Tafsir Ali Imran Ayat 121-132
Ayat
121-122: Keluarnya Rasulullah shallallahu 'alaihi wa sallam dan kaum mukmin
bersama Beliau ke perang Uhud
وَإِذْ
غَدَوْتَ مِنْ أَهْلِكَ تُبَوِّئُ الْمُؤْمِنِينَ مَقَاعِدَ لِلْقِتَالِ وَاللَّهُ
سَمِيعٌ عَلِيمٌ (١٢١) إِذْ هَمَّتْ طَائِفَتَانِ مِنْكُمْ أَنْ تَفْشَلا
وَاللَّهُ وَلِيُّهُمَا وَعَلَى اللَّهِ فَلْيَتَوَكَّلِ الْمُؤْمِنُونَ (١٢٢
Terjemah
Surat Ali Imran Ayat 121-132
121.[1] Dan (ingatlah), ketika engkau (Muhammad) berangkat
meninggalkan keluargamu untuk mengatur orang-orang beriman[2] pada pos-pos pertempuran[3].
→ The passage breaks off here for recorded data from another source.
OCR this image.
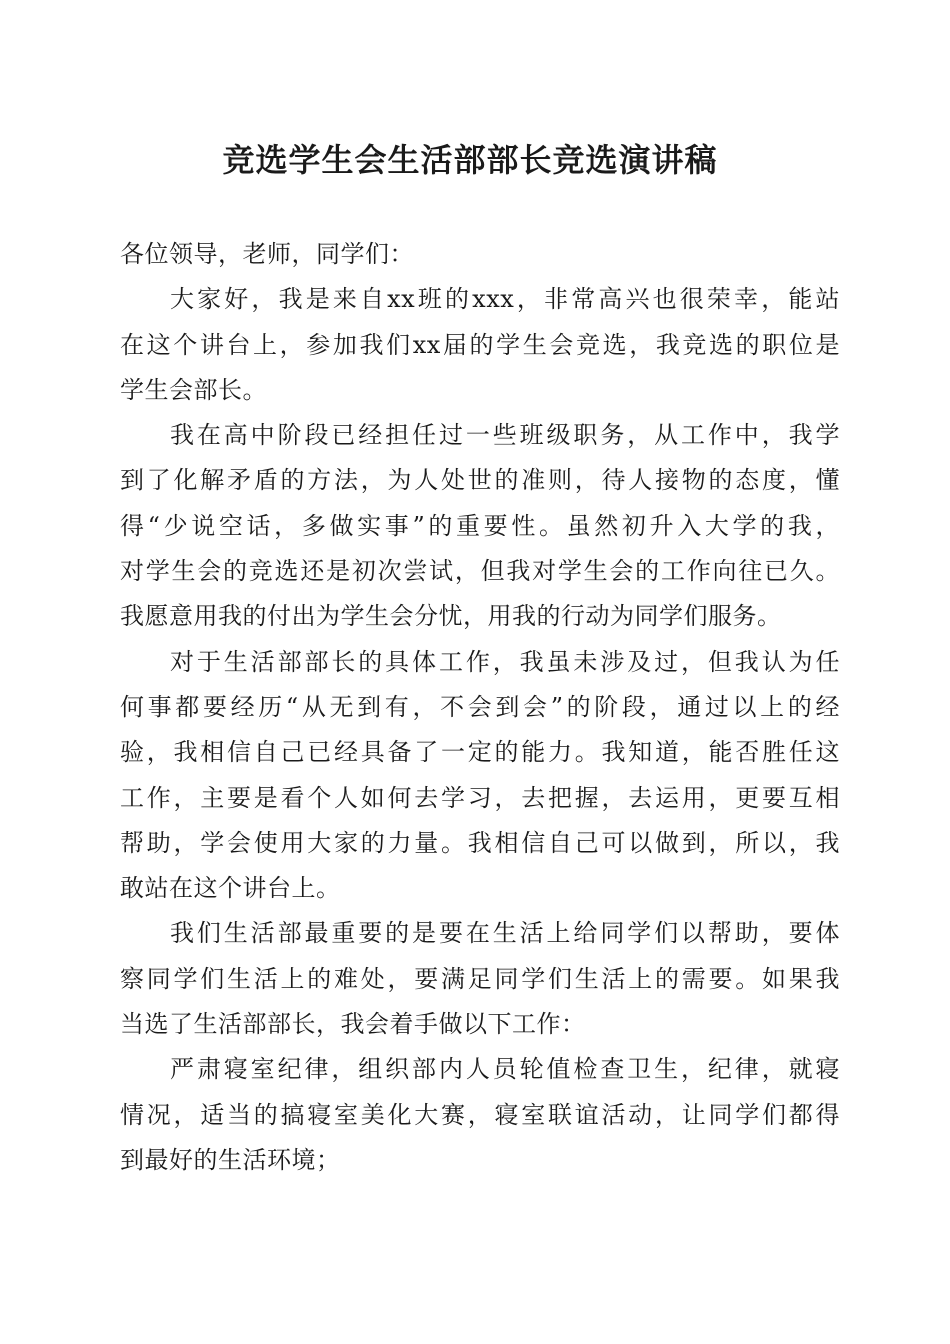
竞选学生会生活部部长竞选演讲稿
各位领导，老师，同学们：
大家好，我是来自xx班的xxx，非常高兴也很荣幸，能站
在这个讲台上，参加我们xx届的学生会竞选，我竞选的职位是
学生会部长。
我在高中阶段已经担任过一些班级职务，从工作中，我学
到了化解矛盾的方法，为人处世的准则，待人接物的态度，懂
得“少说空话，多做实事”的重要性。虽然初升入大学的我，
对学生会的竞选还是初次尝试，但我对学生会的工作向往已久。
我愿意用我的付出为学生会分忧，用我的行动为同学们服务。
对于生活部部长的具体工作，我虽未涉及过，但我认为任
何事都要经历“从无到有，不会到会”的阶段，通过以上的经
验，我相信自己已经具备了一定的能力。我知道，能否胜任这
工作，主要是看个人如何去学习，去把握，去运用，更要互相
帮助，学会使用大家的力量。我相信自己可以做到，所以，我
敢站在这个讲台上。
我们生活部最重要的是要在生活上给同学们以帮助，要体
察同学们生活上的难处，要满足同学们生活上的需要。如果我
当选了生活部部长，我会着手做以下工作：
严肃寝室纪律，组织部内人员轮值检查卫生，纪律，就寝
情况，适当的搞寝室美化大赛，寝室联谊活动，让同学们都得
到最好的生活环境；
Allah Maha mendengar lagi Maha mengetahui.
122.[4] Ketika dua golongan dari pihak kamu[5] ingin (mundur) karena takut, padahal Allah adalah
penolong mereka[6]. Karena itu, hendaklah kepada
Allah saja orang-orang mukmin bertawakkal[7].
Ayat
123-129: Renungan dan nasihat dalam perang Uhud dan Badar, dan bahwa sabar dan
tawakkal kepada Allah adalah pangkal kemenangan
وَلَقَدْ
نَصَرَكُمُ اللَّهُ بِبَدْرٍ وَأَنْتُمْ أَذِلَّةٌ فَاتَّقُوا اللَّهَ لَعَلَّكُمْ
تَشْكُرُونَ (١٢٣)إِذْ تَقُولُ لِلْمُؤْمِنِينَ أَلَنْ يَكْفِيَكُمْ أَنْ
يُمِدَّكُمْ رَبُّكُمْ بِثَلاثَةِ آلافٍ مِنَ الْمَلائِكَةِ مُنْزَلِينَ (١٢٤)
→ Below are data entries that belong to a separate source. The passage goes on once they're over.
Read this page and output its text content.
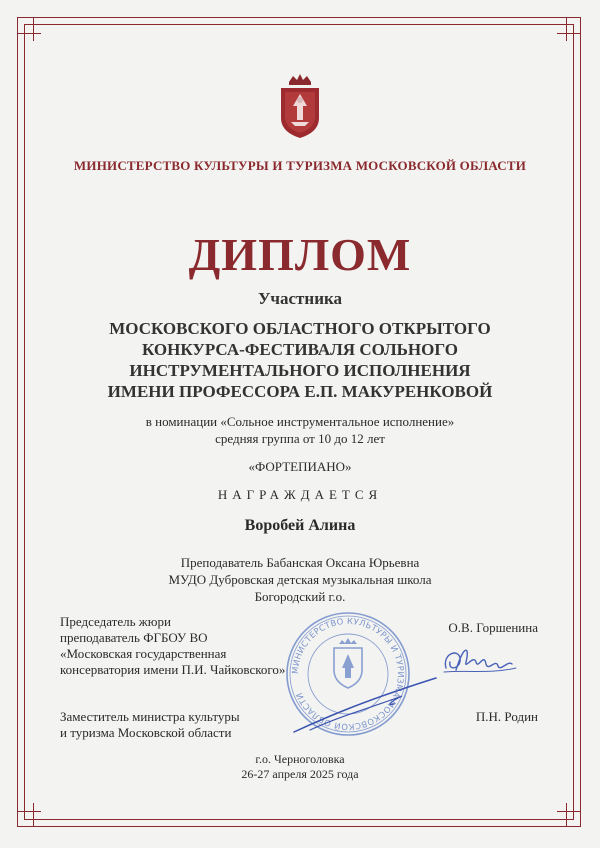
МИНИСТЕРСТВО КУЛЬТУРЫ И ТУРИЗМА МОСКОВСКОЙ ОБЛАСТИ
ДИПЛОМ
Участника
МОСКОВСКОГО ОБЛАСТНОГО ОТКРЫТОГО
КОНКУРСА-ФЕСТИВАЛЯ СОЛЬНОГО
ИНСТРУМЕНТАЛЬНОГО ИСПОЛНЕНИЯ
ИМЕНИ ПРОФЕССОРА Е.П. МАКУРЕНКОВОЙ
в номинации «Сольное инструментальное исполнение»
средняя группа от 10 до 12 лет
«ФОРТЕПИАНО»
НАГРАЖДАЕТСЯ
Воробей Алина
Преподаватель Бабанская Оксана Юрьевна
МУДО Дубровская детская музыкальная школа
Богородский г.о.
МИНИСТЕРСТВО КУЛЬТУРЫ И ТУРИЗМА МОСКОВСКОЙ ОБЛАСТИ
Председатель жюри
преподаватель ФГБОУ ВО
«Московская государственная
консерватория имени П.И. Чайковского»
О.В. Горшенина
Заместитель министра культуры
и туризма Московской области
П.Н. Родин
г.о. Черноголовка
26-27 апреля 2025 года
بَلَى إِنْ تَصْبِرُوا وَتَتَّقُوا وَيَأْتُوكُمْ مِنْ فَوْرِهِمْ هَذَا
يُمْدِدْكُمْ رَبُّكُمْ بِخَمْسَةِ آلافٍ مِنَ الْمَلائِكَةِ مُسَوِّمِينَ (١٢٥)
وَمَا جَعَلَهُ اللَّهُ إِلا بُشْرَى لَكُمْ وَلِتَطْمَئِنَّ قُلُوبُكُمْ بِهِ
وَمَا النَّصْرُ إِلا مِنْ عِنْدِ اللَّهِ الْعَزِيزِ الْحَكِيمِ (١٢٦) لِيَقْطَعَ
طَرَفًا مِنَ الَّذِينَ كَفَرُوا أَوْ يَكْبِتَهُمْ فَيَنْقَلِبُوا خَائِبِينَ
(١٢٧) لَيْسَ لَكَ مِنَ الأمْرِ شَيْءٌ أَوْ يَتُوبَ عَلَيْهِمْ أَوْ
يُعَذِّبَهُمْ فَإِنَّهُمْ ظَالِمُونَ (١٢٨) وَلِلَّهِ مَا فِي السَّمَاوَاتِ
وَمَا فِي الأرْضِ يَغْفِرُ لِمَنْ يَشَاءُ وَيُعَذِّبُ مَنْ يَشَاءُ وَاللَّهُ
غَفُورٌ رَحِيمٌ (١٢٩
Terjemah
Surat Ali Imran Ayat 123-129
123.[8] Dan sungguh, Allah telah menolong kamu dalam
peperangan Badar[9], padahal kamu dalam keadaan
lemah[10]. Karena itu bertakwalah kepada Allah,
agar kamu mensyukuri-Nya[11].
124.
(ingatlah), ketika kamu (Muhammad) mengatakan kepada orang-orang mukmin[12], "Apakah tidak cukup bagi kamu Allah
membantu kamu dengan tiga ribu malaikat yang diturunkan (dari langit)?"
125.
"Ya" (cukup)[13], jika kamu bersabar[14] dan bertakwa ketika mereka datang menyerang kamu
dengan tiba-tiba, niscaya Allah menolongmu dengan lima ribu malaikat yang
memakai tanda.
126. Dan
Allah tidak menjadikannya (pemberian bala bantuan itu) melainkan sebagai kabar
gembira bagi (kemenangan)mu, dan agar hatimu tenang karenanya[15]. Dan tidak ada kemenangan itu, selain dari Allah
Yang Mahaperkasa lagi Mahabijaksana[16].
127. (Allah
menolong kamu dalam perang Badar dan memberi bantuan) adalah untuk membinasakan
segolongan orang kafir[17], atau untuk menjadikan
mereka hina[18], sehingga mereka kembali tanpa
memperoleh apa-apa[19].
128.[20] Itu bukan menjadi urusanmu (Muhammad)[21], apakah Allah menerima tobat mereka, atau
mengazabnya, karena sesungguhnya mereka orang-orang zalim[22].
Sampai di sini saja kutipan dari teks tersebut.